Manage metadata migrations

Command Action
hive migration delete Delete a hive migration
hive migration list List all hive migrations
hive migration pause Pause a hive migration or a list of hive migrations
hive migration pause --all Pause all hive migrations
hive migration resume Resume a hive migration or a list of hive migrations
hive migration resume --all Resume all hive migrations
hive migration show Display information about a hive migration
hive migration start Start a hive migration or a list of hive migrations
hive migration start --all Start all hive migrations
hive migration status Show the status of a hive migration or a list of hive migrations
hive migration status --all Show the status of all hive migrations
hive migration stop Stop a hive migration or a list of hive migrations
hive migration stop --all Stop all hive migrations

Add pending regions

LiveData Migrator uses pending regions to keep your directories up to date if they change during data migrations. If directories are updated while being migrated, the changed paths on the source filesystem are tracked by the migration so they can be re-scanned for updates when the migration finishes.

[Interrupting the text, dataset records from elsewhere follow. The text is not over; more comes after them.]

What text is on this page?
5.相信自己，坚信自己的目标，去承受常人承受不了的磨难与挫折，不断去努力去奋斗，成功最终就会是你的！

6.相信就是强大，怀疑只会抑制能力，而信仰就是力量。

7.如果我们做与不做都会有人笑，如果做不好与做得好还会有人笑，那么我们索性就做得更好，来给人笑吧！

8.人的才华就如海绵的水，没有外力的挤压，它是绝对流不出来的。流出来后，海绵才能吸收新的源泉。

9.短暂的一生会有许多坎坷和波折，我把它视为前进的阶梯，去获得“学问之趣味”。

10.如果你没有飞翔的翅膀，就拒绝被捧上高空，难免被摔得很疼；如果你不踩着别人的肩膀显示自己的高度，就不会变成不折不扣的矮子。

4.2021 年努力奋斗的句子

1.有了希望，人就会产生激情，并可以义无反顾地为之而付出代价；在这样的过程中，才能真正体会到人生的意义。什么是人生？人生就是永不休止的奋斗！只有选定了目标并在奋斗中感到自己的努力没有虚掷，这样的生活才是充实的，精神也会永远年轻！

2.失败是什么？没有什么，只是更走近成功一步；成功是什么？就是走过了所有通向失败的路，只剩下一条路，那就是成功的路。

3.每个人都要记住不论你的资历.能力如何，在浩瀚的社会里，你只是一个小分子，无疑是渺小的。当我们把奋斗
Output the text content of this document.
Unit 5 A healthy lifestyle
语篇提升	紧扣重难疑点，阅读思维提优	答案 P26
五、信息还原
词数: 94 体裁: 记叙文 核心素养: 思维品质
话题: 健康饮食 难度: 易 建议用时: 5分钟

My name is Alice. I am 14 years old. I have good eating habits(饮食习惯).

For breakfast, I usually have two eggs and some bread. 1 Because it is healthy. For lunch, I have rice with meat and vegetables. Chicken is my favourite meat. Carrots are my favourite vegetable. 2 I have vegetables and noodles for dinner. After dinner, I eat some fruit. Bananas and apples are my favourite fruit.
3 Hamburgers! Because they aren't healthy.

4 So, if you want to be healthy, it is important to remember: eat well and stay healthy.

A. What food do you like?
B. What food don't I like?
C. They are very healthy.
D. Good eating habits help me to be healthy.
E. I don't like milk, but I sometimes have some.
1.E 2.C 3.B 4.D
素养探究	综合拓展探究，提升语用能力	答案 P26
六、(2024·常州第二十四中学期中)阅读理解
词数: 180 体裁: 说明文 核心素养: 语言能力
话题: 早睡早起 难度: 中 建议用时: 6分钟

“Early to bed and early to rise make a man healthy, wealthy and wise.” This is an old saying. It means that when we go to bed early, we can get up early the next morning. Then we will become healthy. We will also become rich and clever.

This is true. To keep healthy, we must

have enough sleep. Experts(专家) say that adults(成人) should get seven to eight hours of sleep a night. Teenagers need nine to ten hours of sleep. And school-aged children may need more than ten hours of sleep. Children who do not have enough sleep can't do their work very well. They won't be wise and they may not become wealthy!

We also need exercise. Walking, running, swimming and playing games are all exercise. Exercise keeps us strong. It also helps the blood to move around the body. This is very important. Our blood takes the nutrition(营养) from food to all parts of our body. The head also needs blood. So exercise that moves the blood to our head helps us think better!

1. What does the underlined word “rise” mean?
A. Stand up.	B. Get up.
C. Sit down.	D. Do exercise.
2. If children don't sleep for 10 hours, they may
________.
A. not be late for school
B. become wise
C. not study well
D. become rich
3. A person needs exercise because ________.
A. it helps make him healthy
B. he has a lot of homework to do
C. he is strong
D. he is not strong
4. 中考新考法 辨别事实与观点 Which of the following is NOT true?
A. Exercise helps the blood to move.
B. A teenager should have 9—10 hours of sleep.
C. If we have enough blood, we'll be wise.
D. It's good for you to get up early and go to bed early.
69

LiveData Migrator collects pending regions automatically during a migration, but you can manually add them if you want the directories to be re-scanned after further updates. You can also re-run the entire migration by making the root directory the pending region.

migration pending-region add

Bandwidth management

Limit the total amount of bandwidth LiveData Migrator can use by using the bandwidth policy command. Once defined, the bandwidth limit will apply immediately to all migrations (new and ongoing).

Only one bandwidth policy can be active at a time. The default policy is unlimited bandwidth.

Command Action
bandwidth policy del Delete a bandwidth policy
bandwidth policy set Define the bandwidth policy
bandwidth policy show Get details for the current bandwidth policy

License management

Upload a new license or show details of your current license with these commands.

See the How to upgrade your license page for information on how to purchase a license key.

Command Action
license show Show details of your active license
license upload Upload a new license file

Built-in commands

The built-in commands are always available in a LiveData Migrator command line interactive session. They are unrelated to migration resources and operation (other than exit/quit), but help you to interact with LiveData Migrator and automate processing through scripts for the action prompt.

See the Built-In Commands section in Command Reference for further details of the available commands.